Emma said that I’d understand when I got there. But I was here, and I still didn’t get it. The place was empty, so it was just me standing in the grass in front of a high stone wall, waiting for something, if anything, to happen. I sighed, looking down at my fingernails, for lack of anything better to do and wondered when the day would come when I’d stop listening to Emma. Fanciful, flaky, totally flighty Emma.
Was this meant to be a surprise? I looked around. There was a small cottage off slightly to the northwest, but other than that, it was just a long stone wall. The grass was neatly cut beside it, except for right at the base of the wall, where it was too hard to cut. There, long blades stood tall and proud, clutching the sides of the stone, hopeful to evade the snap of shears. It looked vaguely familiar, as if from a dream.
I sighed again. Really, this was too much. Had she thought I’ve nothing better to do? I’d left my computer back at home, weary of work, and annoyingly curious about what Emma could possibly want. I was always curious about her little games. I started to think as Emma would think. She would want me to find her note, the note she would have left at the location, as she always did. There was always the initial note, meant to whet my appetite for her little adventures. This was the one that she’d sent to my house invading my time and space, but then there was always the note that revealed her game. That I had to find.
I began walking the length of the wall, allowing my fingers to rove over its bumpy texture, feeling each of the crevices and cracks along the way. Did this wall ever end? Unfortunately, the day was a misty one, leaving the distance hazy and dreamlike, just out of reach. As I walked onward, the next section of wall was clear to me, but the car that I’d parked not far away was swallowed up in the thickness. The mist was growing heavier it seemed, like a magical spell, but I pushed onward, knowing that there had to be something. Well, wishing for it to be so. This was a perfect Emma-day: mysterious, romantic, spellbinding.

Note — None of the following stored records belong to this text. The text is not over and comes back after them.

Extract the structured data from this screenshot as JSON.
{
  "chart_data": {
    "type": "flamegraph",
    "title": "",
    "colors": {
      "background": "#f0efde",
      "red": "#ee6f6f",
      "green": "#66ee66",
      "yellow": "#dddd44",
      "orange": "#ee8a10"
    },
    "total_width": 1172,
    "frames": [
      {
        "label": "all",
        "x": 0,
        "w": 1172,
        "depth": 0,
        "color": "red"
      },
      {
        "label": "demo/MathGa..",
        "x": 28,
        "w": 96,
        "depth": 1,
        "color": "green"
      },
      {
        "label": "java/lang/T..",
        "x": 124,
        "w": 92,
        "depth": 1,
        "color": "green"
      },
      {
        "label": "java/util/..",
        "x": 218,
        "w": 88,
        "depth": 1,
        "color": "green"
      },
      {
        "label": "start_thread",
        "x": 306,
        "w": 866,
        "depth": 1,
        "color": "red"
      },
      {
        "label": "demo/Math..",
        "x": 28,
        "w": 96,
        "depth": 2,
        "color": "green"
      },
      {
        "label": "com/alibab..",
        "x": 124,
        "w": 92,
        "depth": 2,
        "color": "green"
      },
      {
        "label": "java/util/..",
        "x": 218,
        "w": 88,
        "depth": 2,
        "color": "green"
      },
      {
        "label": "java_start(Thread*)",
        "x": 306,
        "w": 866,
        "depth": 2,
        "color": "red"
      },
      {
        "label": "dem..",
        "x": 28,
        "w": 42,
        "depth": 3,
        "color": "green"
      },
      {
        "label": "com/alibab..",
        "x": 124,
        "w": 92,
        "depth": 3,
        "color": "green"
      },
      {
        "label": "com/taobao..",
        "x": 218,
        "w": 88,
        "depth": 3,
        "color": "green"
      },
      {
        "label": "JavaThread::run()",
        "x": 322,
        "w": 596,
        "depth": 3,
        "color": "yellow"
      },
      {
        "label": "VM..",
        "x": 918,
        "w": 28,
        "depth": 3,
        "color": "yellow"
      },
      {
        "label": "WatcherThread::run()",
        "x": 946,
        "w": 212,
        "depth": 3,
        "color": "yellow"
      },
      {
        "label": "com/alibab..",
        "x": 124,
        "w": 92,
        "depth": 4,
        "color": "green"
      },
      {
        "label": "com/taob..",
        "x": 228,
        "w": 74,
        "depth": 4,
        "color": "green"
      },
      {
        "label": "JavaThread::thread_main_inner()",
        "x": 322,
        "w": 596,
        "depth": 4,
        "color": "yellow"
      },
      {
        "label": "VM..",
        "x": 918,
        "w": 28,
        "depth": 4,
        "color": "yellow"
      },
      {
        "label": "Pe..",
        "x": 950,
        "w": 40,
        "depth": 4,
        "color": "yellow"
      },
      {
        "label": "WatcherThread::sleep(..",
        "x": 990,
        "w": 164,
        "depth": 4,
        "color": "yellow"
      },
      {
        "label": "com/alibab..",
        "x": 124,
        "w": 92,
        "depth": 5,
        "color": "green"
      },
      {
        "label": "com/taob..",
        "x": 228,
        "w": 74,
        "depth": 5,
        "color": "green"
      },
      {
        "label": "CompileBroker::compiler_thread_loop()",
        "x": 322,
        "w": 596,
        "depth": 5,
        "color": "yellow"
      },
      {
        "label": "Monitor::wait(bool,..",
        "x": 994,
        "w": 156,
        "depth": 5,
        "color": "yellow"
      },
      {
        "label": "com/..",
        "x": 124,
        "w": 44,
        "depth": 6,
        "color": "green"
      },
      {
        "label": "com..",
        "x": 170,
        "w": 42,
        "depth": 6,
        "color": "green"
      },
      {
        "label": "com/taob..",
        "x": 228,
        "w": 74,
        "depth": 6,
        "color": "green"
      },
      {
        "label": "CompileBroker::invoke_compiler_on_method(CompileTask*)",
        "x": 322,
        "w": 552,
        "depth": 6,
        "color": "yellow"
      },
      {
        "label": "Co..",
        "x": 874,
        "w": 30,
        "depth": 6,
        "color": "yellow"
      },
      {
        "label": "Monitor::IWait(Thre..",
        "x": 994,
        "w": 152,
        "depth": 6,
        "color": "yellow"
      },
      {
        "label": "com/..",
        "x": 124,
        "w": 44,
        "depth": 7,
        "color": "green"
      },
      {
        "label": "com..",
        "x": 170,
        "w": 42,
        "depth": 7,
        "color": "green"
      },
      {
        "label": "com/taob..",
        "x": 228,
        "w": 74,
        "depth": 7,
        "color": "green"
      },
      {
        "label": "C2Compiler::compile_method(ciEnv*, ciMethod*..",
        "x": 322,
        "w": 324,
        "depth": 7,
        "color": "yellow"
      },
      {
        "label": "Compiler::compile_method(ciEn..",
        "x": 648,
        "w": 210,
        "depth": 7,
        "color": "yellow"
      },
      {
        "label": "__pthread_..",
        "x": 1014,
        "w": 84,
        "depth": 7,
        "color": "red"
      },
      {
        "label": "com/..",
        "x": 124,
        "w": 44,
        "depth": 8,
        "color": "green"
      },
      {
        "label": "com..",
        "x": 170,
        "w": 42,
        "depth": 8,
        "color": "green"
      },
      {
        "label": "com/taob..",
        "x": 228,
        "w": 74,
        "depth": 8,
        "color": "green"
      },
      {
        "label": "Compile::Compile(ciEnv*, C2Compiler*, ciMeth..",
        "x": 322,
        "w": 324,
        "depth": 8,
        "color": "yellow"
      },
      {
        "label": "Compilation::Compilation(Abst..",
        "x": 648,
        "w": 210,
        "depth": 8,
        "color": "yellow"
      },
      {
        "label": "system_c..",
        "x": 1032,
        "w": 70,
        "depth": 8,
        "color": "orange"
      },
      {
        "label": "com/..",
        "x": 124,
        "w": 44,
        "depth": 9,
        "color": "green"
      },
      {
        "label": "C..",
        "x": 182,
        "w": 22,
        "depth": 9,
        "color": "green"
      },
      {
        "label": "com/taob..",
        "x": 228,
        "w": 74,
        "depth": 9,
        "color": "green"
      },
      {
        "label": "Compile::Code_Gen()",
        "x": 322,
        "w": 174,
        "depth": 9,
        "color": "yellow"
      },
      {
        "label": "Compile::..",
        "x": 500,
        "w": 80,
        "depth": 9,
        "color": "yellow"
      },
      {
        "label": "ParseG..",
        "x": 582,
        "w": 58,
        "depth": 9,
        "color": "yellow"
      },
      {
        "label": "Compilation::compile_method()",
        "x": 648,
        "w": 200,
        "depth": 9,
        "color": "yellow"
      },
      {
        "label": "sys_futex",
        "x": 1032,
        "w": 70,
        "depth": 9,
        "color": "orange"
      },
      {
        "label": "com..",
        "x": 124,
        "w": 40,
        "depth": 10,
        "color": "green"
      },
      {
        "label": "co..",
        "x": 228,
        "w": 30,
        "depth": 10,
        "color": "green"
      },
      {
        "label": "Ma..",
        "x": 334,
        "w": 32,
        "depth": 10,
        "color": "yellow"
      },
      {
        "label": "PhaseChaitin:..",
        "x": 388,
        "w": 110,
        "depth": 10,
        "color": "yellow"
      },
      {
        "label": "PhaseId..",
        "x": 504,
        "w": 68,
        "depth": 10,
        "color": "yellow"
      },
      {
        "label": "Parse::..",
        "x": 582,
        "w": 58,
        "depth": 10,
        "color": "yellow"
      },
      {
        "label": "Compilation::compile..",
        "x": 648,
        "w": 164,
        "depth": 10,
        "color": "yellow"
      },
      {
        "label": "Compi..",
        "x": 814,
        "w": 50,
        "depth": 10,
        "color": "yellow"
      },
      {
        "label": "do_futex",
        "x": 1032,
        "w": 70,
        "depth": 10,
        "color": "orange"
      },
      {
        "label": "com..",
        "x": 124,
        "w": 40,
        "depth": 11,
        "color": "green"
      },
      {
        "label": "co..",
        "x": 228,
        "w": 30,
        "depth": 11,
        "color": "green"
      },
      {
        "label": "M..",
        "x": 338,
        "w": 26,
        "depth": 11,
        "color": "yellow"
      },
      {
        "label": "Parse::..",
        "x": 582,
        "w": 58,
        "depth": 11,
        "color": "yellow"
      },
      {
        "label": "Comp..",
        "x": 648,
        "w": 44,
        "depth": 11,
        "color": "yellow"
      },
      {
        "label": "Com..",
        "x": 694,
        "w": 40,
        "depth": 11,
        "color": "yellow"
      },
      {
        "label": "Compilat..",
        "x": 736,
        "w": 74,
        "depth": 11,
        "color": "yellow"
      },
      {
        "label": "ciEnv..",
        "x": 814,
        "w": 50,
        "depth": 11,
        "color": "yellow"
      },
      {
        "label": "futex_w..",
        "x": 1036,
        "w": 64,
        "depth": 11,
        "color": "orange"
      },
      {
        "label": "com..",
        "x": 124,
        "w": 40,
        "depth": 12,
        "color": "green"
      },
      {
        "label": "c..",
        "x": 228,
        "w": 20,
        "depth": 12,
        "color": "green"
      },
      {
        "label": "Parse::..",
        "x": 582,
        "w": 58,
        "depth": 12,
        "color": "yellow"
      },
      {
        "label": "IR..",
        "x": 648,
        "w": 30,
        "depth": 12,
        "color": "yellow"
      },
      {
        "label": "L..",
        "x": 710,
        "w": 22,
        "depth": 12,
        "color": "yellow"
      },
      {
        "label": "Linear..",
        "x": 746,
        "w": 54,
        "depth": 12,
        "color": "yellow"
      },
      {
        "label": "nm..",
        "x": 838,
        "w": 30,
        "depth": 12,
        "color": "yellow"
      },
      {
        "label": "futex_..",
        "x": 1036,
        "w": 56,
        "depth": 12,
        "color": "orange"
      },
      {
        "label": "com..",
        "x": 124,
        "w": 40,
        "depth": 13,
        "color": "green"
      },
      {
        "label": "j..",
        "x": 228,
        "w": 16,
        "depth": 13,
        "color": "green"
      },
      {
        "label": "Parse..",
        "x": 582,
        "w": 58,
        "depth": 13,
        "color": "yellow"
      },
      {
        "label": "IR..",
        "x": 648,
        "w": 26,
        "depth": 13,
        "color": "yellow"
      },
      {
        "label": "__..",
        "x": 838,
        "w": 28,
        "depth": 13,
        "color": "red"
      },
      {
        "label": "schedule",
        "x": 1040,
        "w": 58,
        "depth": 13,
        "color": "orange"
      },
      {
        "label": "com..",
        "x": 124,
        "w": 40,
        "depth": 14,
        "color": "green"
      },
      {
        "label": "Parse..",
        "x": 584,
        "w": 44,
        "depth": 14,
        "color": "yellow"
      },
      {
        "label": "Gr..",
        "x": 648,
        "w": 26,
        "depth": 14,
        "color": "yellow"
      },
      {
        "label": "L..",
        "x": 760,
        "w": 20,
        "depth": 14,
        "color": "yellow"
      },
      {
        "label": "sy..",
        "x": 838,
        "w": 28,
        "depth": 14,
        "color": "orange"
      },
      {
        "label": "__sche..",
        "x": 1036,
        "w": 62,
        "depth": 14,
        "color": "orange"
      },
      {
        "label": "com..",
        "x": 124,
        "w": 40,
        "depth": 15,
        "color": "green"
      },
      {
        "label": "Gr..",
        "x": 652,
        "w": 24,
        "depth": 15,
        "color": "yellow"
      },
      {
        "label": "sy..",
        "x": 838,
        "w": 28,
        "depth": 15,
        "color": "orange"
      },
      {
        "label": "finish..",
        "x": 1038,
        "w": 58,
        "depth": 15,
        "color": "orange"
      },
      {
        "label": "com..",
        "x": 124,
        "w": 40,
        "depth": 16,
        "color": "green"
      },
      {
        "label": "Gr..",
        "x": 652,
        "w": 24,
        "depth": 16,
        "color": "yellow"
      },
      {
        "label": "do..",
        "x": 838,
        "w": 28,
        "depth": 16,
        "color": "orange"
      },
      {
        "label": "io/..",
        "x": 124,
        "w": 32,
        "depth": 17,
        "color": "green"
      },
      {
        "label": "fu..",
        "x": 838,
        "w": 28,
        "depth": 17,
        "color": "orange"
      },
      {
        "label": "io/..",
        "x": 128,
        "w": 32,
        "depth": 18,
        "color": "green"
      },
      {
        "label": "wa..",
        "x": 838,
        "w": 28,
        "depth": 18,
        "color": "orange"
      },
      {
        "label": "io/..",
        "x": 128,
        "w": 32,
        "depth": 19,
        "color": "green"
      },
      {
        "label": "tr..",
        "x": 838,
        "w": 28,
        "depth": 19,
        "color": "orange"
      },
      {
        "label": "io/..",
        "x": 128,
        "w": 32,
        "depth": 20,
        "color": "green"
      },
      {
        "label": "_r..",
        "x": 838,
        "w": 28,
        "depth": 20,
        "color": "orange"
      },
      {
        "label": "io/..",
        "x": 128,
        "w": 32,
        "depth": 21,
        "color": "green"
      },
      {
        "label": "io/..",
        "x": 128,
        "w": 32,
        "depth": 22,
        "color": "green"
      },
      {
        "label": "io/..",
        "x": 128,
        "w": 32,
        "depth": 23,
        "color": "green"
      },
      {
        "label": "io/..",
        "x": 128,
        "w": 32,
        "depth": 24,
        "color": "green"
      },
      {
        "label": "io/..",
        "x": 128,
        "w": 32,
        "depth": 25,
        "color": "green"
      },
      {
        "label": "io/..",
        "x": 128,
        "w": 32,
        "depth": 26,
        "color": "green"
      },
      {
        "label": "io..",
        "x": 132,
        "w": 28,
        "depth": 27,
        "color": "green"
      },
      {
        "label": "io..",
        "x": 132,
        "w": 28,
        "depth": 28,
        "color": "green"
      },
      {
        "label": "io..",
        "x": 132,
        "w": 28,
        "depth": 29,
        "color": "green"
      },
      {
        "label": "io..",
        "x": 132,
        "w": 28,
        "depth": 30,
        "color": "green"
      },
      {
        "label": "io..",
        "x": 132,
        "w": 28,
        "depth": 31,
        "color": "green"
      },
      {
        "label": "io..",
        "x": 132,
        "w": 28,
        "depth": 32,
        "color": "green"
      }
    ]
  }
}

As I walked I thought about Emma. It seemed I had known her forever, but it had only been for about ten years or so. I remembered seeing her in the cafeteria at school when I was only a freshman, and knowing then, deep within me, that we would be friends. We had to be. I could feel it in my soul, and as soon as I saw her, I yearned for her. Emma was like a firefly, blinking brightly for one minute, begging to be chased and caught by you. But then, the light would extinguish, and you’d be left alone, muddling around in the dark.
It had been that way ever since, Emma lighting my way, and me struggling to catch her when she was always out of reach. We’d aged by 10 years, but it was still the same game. She would give me bits and pieces of herself, and it only increased my thirst. These games were one of her ways to keep stringing me along. If I followed her rules, she might give me a reward. I was secretly ashamed of that fact that here I was all these years later, following one of her occasional ‘quests’, hoping that maybe in some small way, she’d want to repay me with that secure and warm friendship I was still constantly seeking.